LOS ANGELES - California school districts will remain financially vulnerable, despite some recent improvements in state funding, according to Fitch Ratings.

In a nine-page report released Monday, analysts said that recent positive trends are expected to result in stabilization in the near-to-medium term, but significant cost pressures could cause downward ratings pressure on the school district sector in the longer term.

“Fitch views California school districts’ credit quality as confronting considerable pent-up cost pressures after years of service reductions, wage stagnation, and substantial pension underfunding,” analysts wrote. “These pressures in some cases could neutralize or overwhelm recent state funding improvements and potential out-year gains.”

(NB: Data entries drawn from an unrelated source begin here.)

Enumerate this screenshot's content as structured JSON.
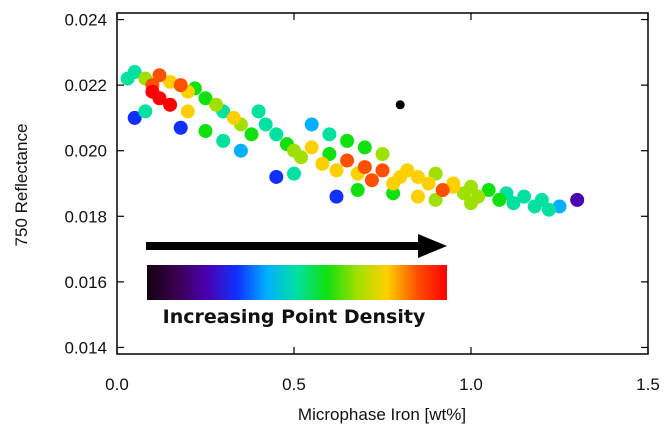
{
  "chart_data": {
    "type": "scatter",
    "title": "",
    "xlabel": "Microphase Iron [wt%]",
    "ylabel": "750 Reflectance",
    "xlim": [
      0.0,
      1.5
    ],
    "ylim": [
      0.0138,
      0.0242
    ],
    "x_ticks": [
      0.0,
      0.5,
      1.0,
      1.5
    ],
    "x_tick_labels": [
      "0.0",
      "0.5",
      "1.0",
      "1.5"
    ],
    "y_ticks": [
      0.014,
      0.016,
      0.018,
      0.02,
      0.022,
      0.024
    ],
    "y_tick_labels": [
      "0.014",
      "0.016",
      "0.018",
      "0.020",
      "0.022",
      "0.024"
    ],
    "grid": false,
    "color_encoding": "point density",
    "colormap": [
      "#140010",
      "#3a0050",
      "#4a00b0",
      "#1030ff",
      "#00b0ff",
      "#00e0a0",
      "#10e010",
      "#a0e000",
      "#ffd000",
      "#ff5000",
      "#ff0000"
    ],
    "legend_label": "Increasing Point Density",
    "legend_placement": "lower-left, inside plot",
    "series": [
      {
        "x": [
          0.03,
          0.05,
          0.08,
          0.1,
          0.12,
          0.15,
          0.18,
          0.2,
          0.22,
          0.25,
          0.28,
          0.3,
          0.33,
          0.35,
          0.38,
          0.1,
          0.12,
          0.15,
          0.08,
          0.2,
          0.05,
          0.18,
          0.25,
          0.3,
          0.35,
          0.4,
          0.42,
          0.45,
          0.48,
          0.5,
          0.52,
          0.55,
          0.58,
          0.6,
          0.62,
          0.65,
          0.68,
          0.7,
          0.72,
          0.75,
          0.78,
          0.8,
          0.55,
          0.6,
          0.65,
          0.7,
          0.75,
          0.82,
          0.85,
          0.88,
          0.9,
          0.92,
          0.95,
          0.98,
          1.0,
          1.02,
          1.05,
          1.08,
          1.1,
          1.12,
          1.15,
          1.18,
          1.2,
          1.22,
          1.25,
          1.3,
          0.45,
          0.5,
          0.62,
          0.68,
          0.78,
          0.8,
          0.85,
          0.9,
          0.95,
          1.0
        ],
        "y": [
          0.0222,
          0.0224,
          0.0222,
          0.022,
          0.0223,
          0.0221,
          0.022,
          0.0218,
          0.0219,
          0.0216,
          0.0214,
          0.0212,
          0.021,
          0.0208,
          0.0205,
          0.0218,
          0.0216,
          0.0214,
          0.0212,
          0.0212,
          0.021,
          0.0207,
          0.0206,
          0.0203,
          0.02,
          0.0212,
          0.0208,
          0.0205,
          0.0202,
          0.02,
          0.0198,
          0.0201,
          0.0196,
          0.0199,
          0.0194,
          0.0197,
          0.0193,
          0.0195,
          0.0191,
          0.0194,
          0.019,
          0.0192,
          0.0208,
          0.0205,
          0.0203,
          0.0201,
          0.0199,
          0.0194,
          0.0192,
          0.019,
          0.0193,
          0.0188,
          0.019,
          0.0187,
          0.0189,
          0.0186,
          0.0188,
          0.0185,
          0.0187,
          0.0184,
          0.0186,
          0.0183,
          0.0185,
          0.0182,
          0.0183,
          0.0185,
          0.0192,
          0.0193,
          0.0186,
          0.0188,
          0.0187,
          0.0214,
          0.0186,
          0.0185,
          0.0189,
          0.0184
        ]
      }
    ]
  }
}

In recent years, school districts faced reductions in state funding, funding deferrals, mid-year trigger cuts, and rising pension liabilities.

Since funding reductions began in fiscal 2010, Fitch has downgraded the ratings on 21 California school districts out of the 90 it rates. Four were upgraded.

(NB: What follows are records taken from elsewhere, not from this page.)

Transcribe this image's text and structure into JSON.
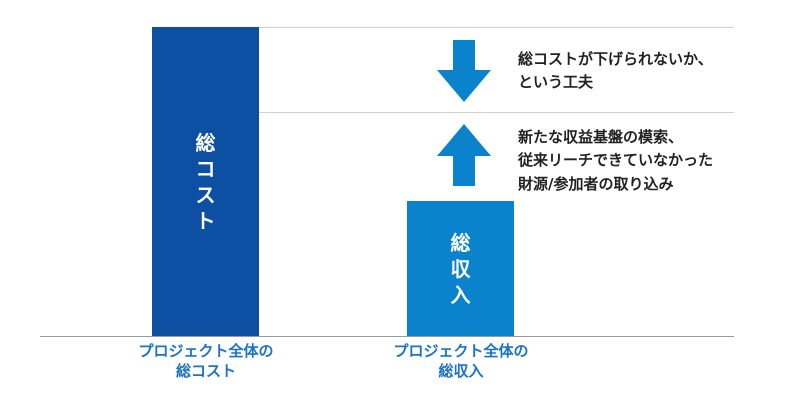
{
  "colors": {
    "total_cost_bar": "#0d4fa3",
    "total_income_bar": "#0b82cc",
    "arrow": "#0b82cc",
    "label_text": "#1a73c8",
    "note_text": "#222222"
  },
  "bars": {
    "total_cost": {
      "text": "総コスト"
    },
    "total_income": {
      "text": "総収入"
    }
  },
  "labels": {
    "project_total_cost": "プロジェクト全体の\n総コスト",
    "project_total_income": "プロジェクト全体の\n総収入"
  },
  "notes": {
    "down": "総コストが下げられないか、\nという工夫",
    "up": "新たな収益基盤の模索、\n従来リーチできていなかった\n財源/参加者の取り込み"
  },
  "icons": {
    "down": "arrow-down-icon",
    "up": "arrow-up-icon"
  }
}
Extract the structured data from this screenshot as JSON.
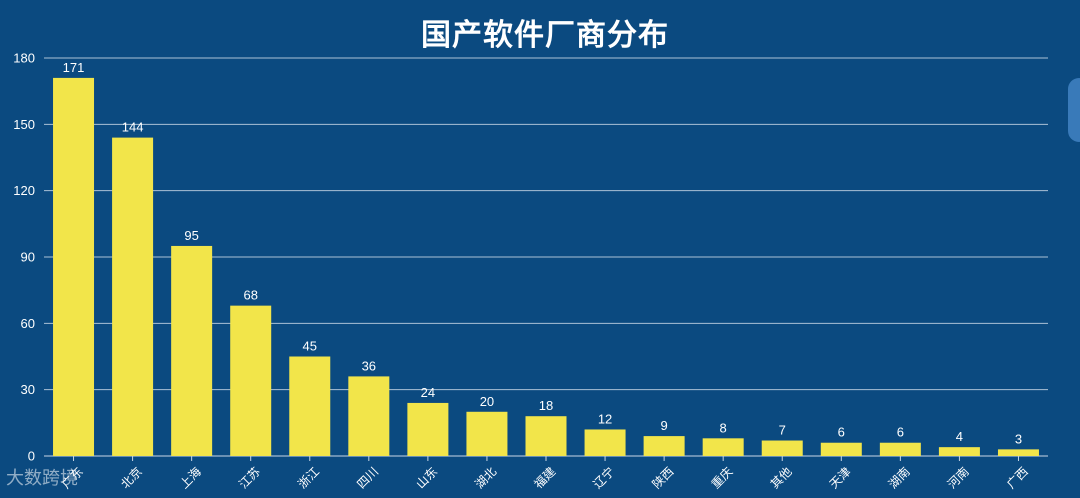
{
  "chart_data": {
    "type": "bar",
    "title": "国产软件厂商分布",
    "categories": [
      "广东",
      "北京",
      "上海",
      "江苏",
      "浙江",
      "四川",
      "山东",
      "湖北",
      "福建",
      "辽宁",
      "陕西",
      "重庆",
      "其他",
      "天津",
      "湖南",
      "河南",
      "广西"
    ],
    "values": [
      171,
      144,
      95,
      68,
      45,
      36,
      24,
      20,
      18,
      12,
      9,
      8,
      7,
      6,
      6,
      4,
      3
    ],
    "ylim": [
      0,
      180
    ],
    "yticks": [
      0,
      30,
      60,
      90,
      120,
      150,
      180
    ],
    "xlabel": "",
    "ylabel": "",
    "grid": true,
    "legend": "none",
    "bar_color": "#f2e54a",
    "background": "#0b4a80",
    "grid_color": "#c8d6e6"
  },
  "watermark": "大数跨境"
}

After the state education formula funding hit its recessionary bottom in fiscal 2012, it began to grow due to state revenue growth and the passage of voter-approved state tax increases that prevented a mid-year trigger funding cut.

“Although the funding growth has improved districts’ liquidity and reduced immediate budgetary pressure, much of the growth has been absorbed by one-time expenditures and the voted sales and personal income tax rate hikes will sunset in fiscal years 2017 and 2019, respectively,” analysts said.

Some school districts will be negatively affected by the state’s overhaul of school funding through the new local control funding formula, or LCFF, that changes the distribution of funding but not the size. It requires that substantial portions of new growth dollars be spent on targeted low-income students, English learners, and foster youths.

“Overall, Fitch views LCFF as mixed for credit quality, with positive to negative effects varying by school district,” analysts said.

Through fiscal 2021, the state assumes moderate to significant Proposition 98 funding growth, including a $6.4 billion gain in fiscal 2015. Prop. 98 requires a minimum percentage of the state budget to be spent on K-12 education.

The state legislative analyst’s office projects even higher state revenue levels through at least fiscal 2018.

Fitch, however, is taking a more cautious approach given revenue and expenditure concerns, including aggressive economic expansion projections, state revenue volatility, and the coming sunsets of the Prop. 30 tax hikes.

Other revenue and expenditure concerns include a likely California State Teacher’s Retirement System contribution hike, California Public Employees’ Retirement System rate increases, and wage hikes.